There I was, getting excited at the prospect of an honest to goodness sex scandal. As usual, just below the surface, is the real story of corruption. The case of Michigan attorney general Mike Cox and protagonist, Geoffrey Fieger is not about an errant fling but campaign spending irregularities.
Fieger, apparently Michigan's best-known attorney, “allegedly covertly and illegally funded a campaign to defeat a Republican-backed state Supreme Court candidate in 2004.”
That a scoundrel would use the sex scandal in an attempt to avoid justice shows just how shallow we voters are considered by the body politics. There is nothing new in the approach, except perhaps a growing awareness of the ploy.
That voters can still be duped into using the information as a basis for political choice is more of a worry. The only people with any real right to be concerned, or otherwise, are Mrs Cox and the offspring.

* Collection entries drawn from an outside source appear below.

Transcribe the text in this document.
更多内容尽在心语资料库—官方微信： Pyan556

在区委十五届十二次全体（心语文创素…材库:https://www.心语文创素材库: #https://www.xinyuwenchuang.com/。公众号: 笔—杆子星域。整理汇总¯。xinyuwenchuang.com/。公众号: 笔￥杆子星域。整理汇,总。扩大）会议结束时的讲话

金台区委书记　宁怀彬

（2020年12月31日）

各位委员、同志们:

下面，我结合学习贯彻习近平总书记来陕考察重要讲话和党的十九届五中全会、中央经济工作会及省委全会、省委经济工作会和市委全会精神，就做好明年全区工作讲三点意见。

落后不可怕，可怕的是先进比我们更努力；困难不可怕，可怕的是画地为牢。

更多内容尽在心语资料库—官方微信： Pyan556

For all that I enjoy the search for a real, honest to goodness sex scandal, I know that they are as likely as rocking horse shit.
We have said before, in this blog, look for the corruption under the sex scandal. It is there, somewhere, every time.

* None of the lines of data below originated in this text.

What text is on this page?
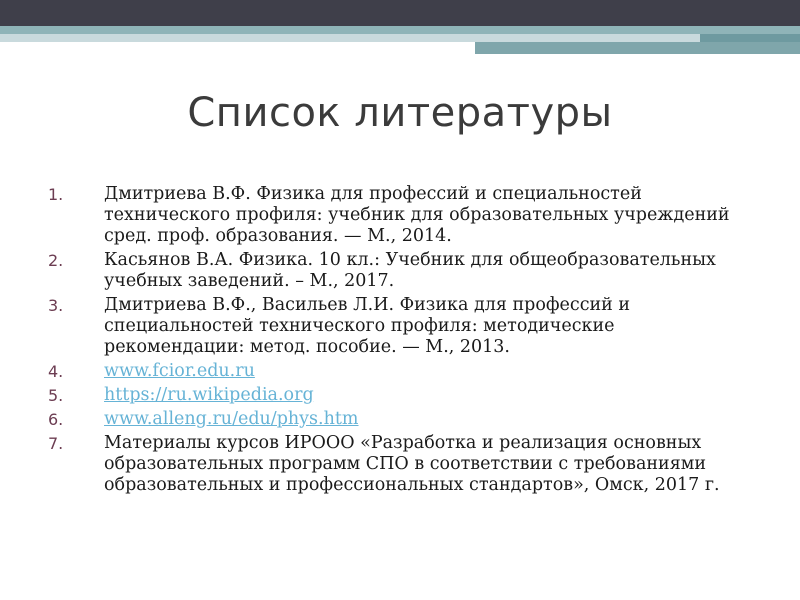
Список литературы
1. Дмитриева В.Ф. Физика для профессий и специальностей технического профиля: учебник для образовательных учреждений сред. проф. образования. — М., 2014.
2. Касьянов В.А. Физика. 10 кл.: Учебник для общеобразовательных учебных заведений. – М., 2017.
3. Дмитриева В.Ф., Васильев Л.И. Физика для профессий и специальностей технического профиля: методические рекомендации: метод. пособие. — М., 2013.
4. www.fcior.edu.ru
5. https://ru.wikipedia.org
6. www.alleng.ru/edu/phys.htm
7. Материалы курсов ИРООО «Разработка и реализация основных образовательных программ СПО в соответствии с требованиями образовательных и профессиональных стандартов», Омск, 2017 г.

Fieger is, it seems, fearful of facing prosecution over campaign funding irregularities in 2004. He says the campaign-finance violations under investigation by the Attorney General's Office are like those routinely committed by political candidates and rarely result in prosecution.
Cox says Fieger, through a surrogate, threatened to expose an extramarital affair Cox had if he didn't drop a criminal campaign-finance investigation against Fieger.
Lee Michael O'Brien, the lawyer said to have played a role in an extortion attempt involving the state attorney general, has a shady reputation to uphold. Fieger and his attorneys are ready to hang him out to dry. They said if O'Brien made threats, he acted on his own.
We will be watching with fascination as this drama plays out, alas, without the sex.